1. Background
Drug reaction with eosinophilia and systemic symptoms (DRESS) is an uncommon severe cutaneous adverse reaction associated with internal organ involvement, lymphadenopathy, atypical lymphocytosis and eosinophilia. The manifestations are heterogeneous and features of rash and eosinophilia may be occasionally absent, leading to diagnostic difficulties.1, 2 The disease course is typically prolonged and episodes of flares may occur despite drug cessation. Mortality has been reported to be between 2 to 10 percent,3-5 and long-term sequelae of autoimmunity has been reported in survivors.6
The majority of reactions can be attributed to a number of high-risk medications such as allopurinol, aromatic anti-epileptic agents, anti-microbial sulfonamides, vancomycin and minocycline.3 The estimated risk following new prescriptions of aromatic antiepileptic agents is 1-4.5 in 10,000.7 The latency between culprit drug initiation and onset ranges from 2-8 weeks.
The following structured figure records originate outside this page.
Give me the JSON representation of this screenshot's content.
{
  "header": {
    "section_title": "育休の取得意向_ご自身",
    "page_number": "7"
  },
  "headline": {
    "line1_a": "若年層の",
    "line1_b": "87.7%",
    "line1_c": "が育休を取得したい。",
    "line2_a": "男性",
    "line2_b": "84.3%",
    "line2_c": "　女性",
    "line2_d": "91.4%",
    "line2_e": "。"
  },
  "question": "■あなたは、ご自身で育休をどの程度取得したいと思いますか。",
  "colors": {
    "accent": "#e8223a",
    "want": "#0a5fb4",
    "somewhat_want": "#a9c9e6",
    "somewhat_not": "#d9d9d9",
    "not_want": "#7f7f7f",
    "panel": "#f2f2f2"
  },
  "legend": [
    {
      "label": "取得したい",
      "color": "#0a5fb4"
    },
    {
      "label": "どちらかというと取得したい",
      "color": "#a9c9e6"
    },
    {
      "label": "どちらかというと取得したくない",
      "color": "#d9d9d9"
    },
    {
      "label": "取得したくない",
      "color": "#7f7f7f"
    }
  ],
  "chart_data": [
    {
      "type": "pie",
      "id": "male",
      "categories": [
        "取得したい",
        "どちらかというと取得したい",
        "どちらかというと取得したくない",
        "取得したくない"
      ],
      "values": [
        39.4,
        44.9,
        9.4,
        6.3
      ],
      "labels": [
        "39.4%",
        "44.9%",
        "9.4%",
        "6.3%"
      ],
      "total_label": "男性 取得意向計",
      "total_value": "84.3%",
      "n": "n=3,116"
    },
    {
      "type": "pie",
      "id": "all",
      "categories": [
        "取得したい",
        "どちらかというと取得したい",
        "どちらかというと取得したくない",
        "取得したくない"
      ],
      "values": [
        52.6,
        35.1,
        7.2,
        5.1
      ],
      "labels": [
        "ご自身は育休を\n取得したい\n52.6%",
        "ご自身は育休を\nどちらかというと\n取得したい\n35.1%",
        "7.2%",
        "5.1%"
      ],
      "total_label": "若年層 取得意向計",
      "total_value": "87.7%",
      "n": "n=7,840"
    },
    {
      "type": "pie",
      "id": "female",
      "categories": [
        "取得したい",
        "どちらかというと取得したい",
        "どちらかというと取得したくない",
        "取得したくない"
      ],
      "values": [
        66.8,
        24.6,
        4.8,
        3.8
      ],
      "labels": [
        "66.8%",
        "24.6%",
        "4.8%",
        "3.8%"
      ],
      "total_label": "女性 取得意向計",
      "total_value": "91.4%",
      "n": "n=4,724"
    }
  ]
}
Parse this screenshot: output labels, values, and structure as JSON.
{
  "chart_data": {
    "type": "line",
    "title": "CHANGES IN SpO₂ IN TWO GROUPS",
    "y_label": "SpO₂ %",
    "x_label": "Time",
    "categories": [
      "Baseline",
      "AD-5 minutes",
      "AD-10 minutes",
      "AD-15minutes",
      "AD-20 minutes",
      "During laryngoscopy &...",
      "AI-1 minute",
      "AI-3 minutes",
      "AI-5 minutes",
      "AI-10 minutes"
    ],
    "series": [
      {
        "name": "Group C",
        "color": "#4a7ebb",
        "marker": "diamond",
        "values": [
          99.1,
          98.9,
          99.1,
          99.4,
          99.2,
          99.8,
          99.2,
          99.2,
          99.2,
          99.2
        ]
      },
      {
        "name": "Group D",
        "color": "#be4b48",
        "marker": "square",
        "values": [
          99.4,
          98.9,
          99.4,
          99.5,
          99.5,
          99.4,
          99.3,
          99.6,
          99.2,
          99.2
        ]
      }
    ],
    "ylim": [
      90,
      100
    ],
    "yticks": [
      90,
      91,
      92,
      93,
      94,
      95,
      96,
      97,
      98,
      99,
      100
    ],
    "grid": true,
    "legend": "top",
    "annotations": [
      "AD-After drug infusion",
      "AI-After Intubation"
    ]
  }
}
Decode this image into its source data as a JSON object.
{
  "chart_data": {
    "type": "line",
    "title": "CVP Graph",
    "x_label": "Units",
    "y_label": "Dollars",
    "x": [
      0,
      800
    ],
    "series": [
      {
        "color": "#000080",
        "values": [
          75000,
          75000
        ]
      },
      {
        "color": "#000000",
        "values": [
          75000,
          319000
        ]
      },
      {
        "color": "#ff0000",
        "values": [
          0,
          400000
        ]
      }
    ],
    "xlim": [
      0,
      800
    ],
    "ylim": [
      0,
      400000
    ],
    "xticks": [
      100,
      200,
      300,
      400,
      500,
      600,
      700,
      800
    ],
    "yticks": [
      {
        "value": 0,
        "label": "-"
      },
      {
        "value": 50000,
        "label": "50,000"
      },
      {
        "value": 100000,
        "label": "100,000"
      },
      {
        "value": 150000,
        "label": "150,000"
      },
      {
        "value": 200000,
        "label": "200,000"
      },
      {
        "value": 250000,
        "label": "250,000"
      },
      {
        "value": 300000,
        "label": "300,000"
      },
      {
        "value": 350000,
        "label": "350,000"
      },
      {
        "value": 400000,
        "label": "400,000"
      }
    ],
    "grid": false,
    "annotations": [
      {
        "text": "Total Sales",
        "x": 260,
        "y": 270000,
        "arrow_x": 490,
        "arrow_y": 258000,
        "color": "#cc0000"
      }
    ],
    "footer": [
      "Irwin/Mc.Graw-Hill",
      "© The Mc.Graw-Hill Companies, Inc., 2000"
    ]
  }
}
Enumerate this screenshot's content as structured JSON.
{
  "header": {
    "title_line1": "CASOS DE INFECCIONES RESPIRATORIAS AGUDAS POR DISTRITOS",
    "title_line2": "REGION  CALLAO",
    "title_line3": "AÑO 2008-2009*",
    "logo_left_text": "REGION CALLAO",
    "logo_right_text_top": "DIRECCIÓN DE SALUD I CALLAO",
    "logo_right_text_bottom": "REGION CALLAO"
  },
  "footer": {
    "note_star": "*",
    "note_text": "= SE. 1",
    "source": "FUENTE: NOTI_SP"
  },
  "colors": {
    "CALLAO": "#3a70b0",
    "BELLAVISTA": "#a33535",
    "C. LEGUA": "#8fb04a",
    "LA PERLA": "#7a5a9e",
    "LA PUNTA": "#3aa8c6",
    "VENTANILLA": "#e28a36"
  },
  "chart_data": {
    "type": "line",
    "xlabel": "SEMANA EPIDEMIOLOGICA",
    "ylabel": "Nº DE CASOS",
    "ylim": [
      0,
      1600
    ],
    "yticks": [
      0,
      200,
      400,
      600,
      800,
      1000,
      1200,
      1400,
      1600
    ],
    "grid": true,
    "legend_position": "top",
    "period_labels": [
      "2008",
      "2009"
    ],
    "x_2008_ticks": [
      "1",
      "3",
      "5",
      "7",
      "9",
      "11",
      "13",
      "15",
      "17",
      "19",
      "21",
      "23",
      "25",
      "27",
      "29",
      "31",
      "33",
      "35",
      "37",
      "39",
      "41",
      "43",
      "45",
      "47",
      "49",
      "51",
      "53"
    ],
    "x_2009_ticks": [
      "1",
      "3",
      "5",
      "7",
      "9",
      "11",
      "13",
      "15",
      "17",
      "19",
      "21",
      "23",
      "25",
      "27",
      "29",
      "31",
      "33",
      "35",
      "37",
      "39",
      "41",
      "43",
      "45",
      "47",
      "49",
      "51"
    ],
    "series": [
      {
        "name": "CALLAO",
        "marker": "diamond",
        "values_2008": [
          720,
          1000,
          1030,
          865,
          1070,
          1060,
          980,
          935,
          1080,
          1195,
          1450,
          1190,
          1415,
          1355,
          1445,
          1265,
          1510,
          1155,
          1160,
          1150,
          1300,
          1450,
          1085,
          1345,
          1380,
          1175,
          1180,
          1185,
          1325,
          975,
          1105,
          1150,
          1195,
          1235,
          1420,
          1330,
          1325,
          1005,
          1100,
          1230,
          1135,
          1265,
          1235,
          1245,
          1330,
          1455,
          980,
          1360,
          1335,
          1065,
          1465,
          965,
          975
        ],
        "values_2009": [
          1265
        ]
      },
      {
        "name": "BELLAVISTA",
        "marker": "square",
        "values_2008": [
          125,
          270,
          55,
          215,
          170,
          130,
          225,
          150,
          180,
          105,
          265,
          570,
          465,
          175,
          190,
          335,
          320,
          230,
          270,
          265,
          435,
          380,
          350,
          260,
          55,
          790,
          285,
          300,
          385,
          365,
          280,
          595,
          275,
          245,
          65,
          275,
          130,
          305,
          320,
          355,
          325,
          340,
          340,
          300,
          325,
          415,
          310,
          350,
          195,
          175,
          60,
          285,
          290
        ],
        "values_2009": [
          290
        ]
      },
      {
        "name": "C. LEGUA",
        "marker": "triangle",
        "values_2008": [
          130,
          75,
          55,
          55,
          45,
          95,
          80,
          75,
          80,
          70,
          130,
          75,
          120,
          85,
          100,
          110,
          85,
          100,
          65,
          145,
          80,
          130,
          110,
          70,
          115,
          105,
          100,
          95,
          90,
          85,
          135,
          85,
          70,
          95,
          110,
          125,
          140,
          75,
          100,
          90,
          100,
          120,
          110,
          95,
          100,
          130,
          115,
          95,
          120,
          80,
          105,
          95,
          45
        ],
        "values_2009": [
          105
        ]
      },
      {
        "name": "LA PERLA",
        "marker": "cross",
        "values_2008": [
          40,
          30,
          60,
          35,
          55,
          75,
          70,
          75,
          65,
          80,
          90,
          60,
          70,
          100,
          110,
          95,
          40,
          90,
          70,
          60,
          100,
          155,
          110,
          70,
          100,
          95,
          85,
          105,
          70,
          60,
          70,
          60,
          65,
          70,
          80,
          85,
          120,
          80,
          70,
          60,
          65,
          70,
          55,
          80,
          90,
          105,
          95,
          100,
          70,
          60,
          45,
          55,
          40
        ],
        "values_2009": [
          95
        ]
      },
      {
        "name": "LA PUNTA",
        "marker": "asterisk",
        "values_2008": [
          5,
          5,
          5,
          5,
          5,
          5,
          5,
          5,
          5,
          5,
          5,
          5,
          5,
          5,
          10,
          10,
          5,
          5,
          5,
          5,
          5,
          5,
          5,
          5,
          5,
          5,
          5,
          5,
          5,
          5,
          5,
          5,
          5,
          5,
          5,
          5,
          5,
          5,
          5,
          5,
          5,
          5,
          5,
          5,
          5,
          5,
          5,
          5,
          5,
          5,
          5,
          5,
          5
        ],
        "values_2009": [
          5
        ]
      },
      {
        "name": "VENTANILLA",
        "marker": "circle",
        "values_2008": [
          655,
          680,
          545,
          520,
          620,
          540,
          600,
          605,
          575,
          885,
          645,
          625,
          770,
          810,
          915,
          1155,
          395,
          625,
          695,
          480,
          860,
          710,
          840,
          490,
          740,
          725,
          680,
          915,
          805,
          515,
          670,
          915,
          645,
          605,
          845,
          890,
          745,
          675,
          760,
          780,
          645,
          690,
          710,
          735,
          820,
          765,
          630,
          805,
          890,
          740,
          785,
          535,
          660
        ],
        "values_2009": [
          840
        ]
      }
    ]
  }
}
Postulated disease mechanism in DRESS include i) pharmacogenetics susceptibility eg. association of HLA- A*3101 in carbamazepine-induced DRESS, HLA-B*5801 in allopurinol-induced DRESS, and HLA-B*1301 in dapsone-induced DRESS.8-10 ii) activation of drug-specific T cells,11 (iii) dysregulation of regulatory cells T cells,12 iv) human herpesvirus reactivation and the subsequent role of anti-viral immune response.13
Reactivation of the human herpesvirus is a known phenomenon of DRESS, occurring in up to 75% of patients.13 HHV6 is the most common agent within the family to be reactivated, occurring between 45-60% depending on detection methodologies.13, 14 Multiple, sequential reactivation of viruses has been observed in up to 30% of cases with a temporal pattern similar to that of graft-versus-host disease.15 Reactivation of HHV6 has been associated with disease flares and severity.14 Fatal DRESS cases have been anecdotally attributed to CMV reactivations.16
Despite these observations, the impact of herpes viral reaction on the clinical course remains largely unknown.17 The primary aim of our study is to examine the impact of viral reactivation on the clinical course and outcomes in a large cohort of DRESS patients and the secondary aim is to explore potential risk factors for viral reactivation.